We know whole grain breads are better for us, but will we actually eat them, much less take time to bake them?
Yes, says beloved baking instructor Peter Reinhart, but only if they are very, very good. So Reinhart, with his decades of experience crafting amazing artisanal breads, has made it his mission to create whole grain breads that are nothing short of incredible.
In this follow-up to his award-winning book The Bread Baker's Apprentice, Reinhart offers groundbreaking methods for making whole grain breads that taste better than any you've ever had. And because his approach is also simpler and less labor intensive than conventional techniques, you'll choose to make and eat these breads. His fifty-five recipes for whole grain sandwich, hearth, and specialty breads, plus bagels, crackers, and more, incorporate widely available whole wheat flour as well as other flours and grains such as rye, barley, steel-cut oats, cornmeal, and quinoa. Each is so rich with flavor and satisfying texture that white-flour counterparts pale in comparison.

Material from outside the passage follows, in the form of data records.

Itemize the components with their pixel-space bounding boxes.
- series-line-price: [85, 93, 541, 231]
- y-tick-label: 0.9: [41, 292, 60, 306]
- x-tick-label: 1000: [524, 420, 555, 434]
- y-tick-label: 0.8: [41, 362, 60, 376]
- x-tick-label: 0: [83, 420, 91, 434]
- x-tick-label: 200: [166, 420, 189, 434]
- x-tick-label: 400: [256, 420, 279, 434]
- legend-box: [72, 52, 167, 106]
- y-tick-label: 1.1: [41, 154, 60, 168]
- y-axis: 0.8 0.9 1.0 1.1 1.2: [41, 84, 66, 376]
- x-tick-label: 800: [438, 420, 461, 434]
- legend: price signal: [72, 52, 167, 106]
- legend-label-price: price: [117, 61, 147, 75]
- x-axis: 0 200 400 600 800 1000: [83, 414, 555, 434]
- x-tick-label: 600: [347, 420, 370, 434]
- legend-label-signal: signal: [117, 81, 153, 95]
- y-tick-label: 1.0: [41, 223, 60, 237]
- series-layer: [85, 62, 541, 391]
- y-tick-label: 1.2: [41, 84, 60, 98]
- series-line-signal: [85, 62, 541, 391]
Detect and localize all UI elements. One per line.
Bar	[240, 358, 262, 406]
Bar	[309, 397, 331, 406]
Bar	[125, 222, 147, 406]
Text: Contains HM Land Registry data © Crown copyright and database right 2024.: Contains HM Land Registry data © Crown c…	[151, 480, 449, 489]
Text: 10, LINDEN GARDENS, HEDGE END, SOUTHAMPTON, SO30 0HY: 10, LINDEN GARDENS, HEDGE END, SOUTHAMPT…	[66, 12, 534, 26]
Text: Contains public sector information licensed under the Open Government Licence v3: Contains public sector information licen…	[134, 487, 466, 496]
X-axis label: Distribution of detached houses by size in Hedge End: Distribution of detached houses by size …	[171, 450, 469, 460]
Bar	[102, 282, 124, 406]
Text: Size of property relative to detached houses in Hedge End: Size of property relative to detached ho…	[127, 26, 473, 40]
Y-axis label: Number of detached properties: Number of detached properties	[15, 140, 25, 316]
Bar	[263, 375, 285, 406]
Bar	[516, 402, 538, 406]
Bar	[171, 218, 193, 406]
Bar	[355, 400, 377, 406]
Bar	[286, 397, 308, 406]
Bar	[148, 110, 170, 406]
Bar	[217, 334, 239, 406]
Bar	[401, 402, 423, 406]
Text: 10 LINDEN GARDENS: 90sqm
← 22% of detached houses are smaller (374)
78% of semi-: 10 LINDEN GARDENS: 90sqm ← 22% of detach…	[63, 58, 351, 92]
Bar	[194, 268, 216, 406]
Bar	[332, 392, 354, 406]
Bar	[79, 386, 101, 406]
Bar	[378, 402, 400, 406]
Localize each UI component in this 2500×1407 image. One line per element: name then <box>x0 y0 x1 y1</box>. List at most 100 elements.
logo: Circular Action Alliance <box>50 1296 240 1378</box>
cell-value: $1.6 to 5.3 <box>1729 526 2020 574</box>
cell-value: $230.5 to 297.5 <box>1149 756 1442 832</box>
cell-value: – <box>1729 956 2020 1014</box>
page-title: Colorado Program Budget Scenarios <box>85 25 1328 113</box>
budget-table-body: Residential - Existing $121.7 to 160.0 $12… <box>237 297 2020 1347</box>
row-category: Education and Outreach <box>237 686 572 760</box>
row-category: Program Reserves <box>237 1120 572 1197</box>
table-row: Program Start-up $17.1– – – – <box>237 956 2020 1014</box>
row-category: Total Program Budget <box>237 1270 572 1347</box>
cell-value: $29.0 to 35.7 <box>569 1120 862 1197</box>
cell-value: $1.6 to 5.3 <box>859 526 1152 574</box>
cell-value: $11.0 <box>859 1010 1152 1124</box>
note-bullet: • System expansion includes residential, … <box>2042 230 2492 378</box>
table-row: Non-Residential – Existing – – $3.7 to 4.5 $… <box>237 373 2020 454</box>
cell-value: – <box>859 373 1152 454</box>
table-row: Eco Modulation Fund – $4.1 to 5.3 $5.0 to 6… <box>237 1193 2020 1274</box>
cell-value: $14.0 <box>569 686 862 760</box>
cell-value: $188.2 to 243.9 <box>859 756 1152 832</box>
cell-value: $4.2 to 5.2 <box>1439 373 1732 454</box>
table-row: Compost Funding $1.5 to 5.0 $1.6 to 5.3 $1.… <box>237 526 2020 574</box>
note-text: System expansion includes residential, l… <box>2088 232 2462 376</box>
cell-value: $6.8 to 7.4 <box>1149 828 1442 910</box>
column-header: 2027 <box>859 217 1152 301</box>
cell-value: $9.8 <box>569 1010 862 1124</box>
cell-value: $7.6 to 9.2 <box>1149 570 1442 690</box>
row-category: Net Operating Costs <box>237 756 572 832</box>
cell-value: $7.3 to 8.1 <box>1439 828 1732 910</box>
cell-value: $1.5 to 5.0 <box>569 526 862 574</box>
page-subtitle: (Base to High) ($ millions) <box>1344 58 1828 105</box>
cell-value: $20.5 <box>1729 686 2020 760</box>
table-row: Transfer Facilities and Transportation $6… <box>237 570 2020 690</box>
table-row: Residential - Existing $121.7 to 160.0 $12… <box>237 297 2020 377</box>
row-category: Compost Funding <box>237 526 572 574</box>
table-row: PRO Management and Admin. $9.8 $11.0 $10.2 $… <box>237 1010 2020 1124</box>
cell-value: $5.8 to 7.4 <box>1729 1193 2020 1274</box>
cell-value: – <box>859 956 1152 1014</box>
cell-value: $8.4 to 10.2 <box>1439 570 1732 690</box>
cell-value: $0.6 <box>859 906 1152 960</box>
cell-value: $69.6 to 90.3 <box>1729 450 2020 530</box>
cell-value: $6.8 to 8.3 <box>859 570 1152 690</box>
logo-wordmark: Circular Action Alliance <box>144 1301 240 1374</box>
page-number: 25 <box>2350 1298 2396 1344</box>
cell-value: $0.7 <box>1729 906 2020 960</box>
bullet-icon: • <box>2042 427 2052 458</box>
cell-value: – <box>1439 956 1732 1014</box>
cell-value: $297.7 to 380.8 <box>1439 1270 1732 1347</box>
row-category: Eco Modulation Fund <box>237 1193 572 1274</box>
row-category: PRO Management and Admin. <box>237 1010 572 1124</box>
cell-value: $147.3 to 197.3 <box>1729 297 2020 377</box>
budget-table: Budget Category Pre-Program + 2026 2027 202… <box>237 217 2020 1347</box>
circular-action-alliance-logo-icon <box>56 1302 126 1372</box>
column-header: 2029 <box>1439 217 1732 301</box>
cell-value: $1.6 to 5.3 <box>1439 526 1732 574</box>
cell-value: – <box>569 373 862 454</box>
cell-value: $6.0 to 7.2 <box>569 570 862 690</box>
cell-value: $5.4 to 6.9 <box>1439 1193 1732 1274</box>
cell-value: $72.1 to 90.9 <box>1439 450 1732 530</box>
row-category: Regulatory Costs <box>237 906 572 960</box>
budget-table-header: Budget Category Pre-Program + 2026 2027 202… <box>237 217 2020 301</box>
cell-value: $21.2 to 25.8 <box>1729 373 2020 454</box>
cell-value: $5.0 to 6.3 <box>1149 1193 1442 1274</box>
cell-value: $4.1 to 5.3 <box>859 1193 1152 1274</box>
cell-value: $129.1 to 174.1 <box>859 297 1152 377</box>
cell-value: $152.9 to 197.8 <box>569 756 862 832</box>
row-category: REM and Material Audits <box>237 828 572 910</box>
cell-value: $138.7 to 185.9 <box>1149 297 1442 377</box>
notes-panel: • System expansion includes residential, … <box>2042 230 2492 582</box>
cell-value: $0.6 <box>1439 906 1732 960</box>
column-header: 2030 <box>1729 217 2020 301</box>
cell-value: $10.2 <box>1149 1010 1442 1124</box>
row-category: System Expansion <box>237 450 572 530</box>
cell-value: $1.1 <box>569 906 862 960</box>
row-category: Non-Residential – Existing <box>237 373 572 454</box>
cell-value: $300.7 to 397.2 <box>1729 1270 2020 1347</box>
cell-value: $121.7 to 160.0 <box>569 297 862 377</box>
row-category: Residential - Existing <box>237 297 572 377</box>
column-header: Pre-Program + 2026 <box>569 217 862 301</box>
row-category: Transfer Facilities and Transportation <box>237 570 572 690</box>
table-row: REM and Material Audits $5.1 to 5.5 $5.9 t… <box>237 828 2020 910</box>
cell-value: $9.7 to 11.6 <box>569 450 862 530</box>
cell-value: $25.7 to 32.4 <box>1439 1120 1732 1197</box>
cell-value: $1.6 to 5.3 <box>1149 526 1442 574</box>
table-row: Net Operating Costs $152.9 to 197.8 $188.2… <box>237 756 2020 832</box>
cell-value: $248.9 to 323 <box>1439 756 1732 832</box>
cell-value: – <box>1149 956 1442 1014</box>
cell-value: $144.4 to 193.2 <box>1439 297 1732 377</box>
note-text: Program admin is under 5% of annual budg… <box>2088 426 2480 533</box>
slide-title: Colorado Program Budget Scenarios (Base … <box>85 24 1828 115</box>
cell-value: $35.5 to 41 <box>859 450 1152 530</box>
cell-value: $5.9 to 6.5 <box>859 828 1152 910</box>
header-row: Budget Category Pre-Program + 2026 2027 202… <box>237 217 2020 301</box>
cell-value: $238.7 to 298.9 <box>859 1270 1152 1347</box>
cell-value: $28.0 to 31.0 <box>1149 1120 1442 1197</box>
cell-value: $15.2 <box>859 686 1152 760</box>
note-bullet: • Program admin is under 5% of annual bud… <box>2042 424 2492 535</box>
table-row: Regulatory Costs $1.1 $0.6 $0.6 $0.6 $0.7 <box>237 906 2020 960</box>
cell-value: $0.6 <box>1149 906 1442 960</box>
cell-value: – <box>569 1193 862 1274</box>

Written in Reinhart's famously clear style and accompanied by inspiring photographs, these recipes were perfected with the help of nearly 350 testers. Introductory chapters provide a tutorial, with step-by-step photographs, of the delayed fermentation method that is at the heart of these recipes, as well as a crash course in baking science, discussions of grains other than wheat, and more. Advanced bakers will relish Reinhart's innovative techniques and exacting scientific explanations, and beginning bakers will rejoice in the ease of baking wholesome breads with such extraordinary flavor.
Peter Reinhart is a baking instructor and faculty member at Johnson and Wales University in Charlotte, North Carolina. He was the cofounder of Brother Juniper's Bakery in Santa Rosa, California, and is the author of six books on bread baking, including Brother Juniper's Bread Book, Crust and Crumb, and the 2002 James Beard Cookbook of the Year and IACP Cookbook of the Year, The Bread Baker's Apprentice.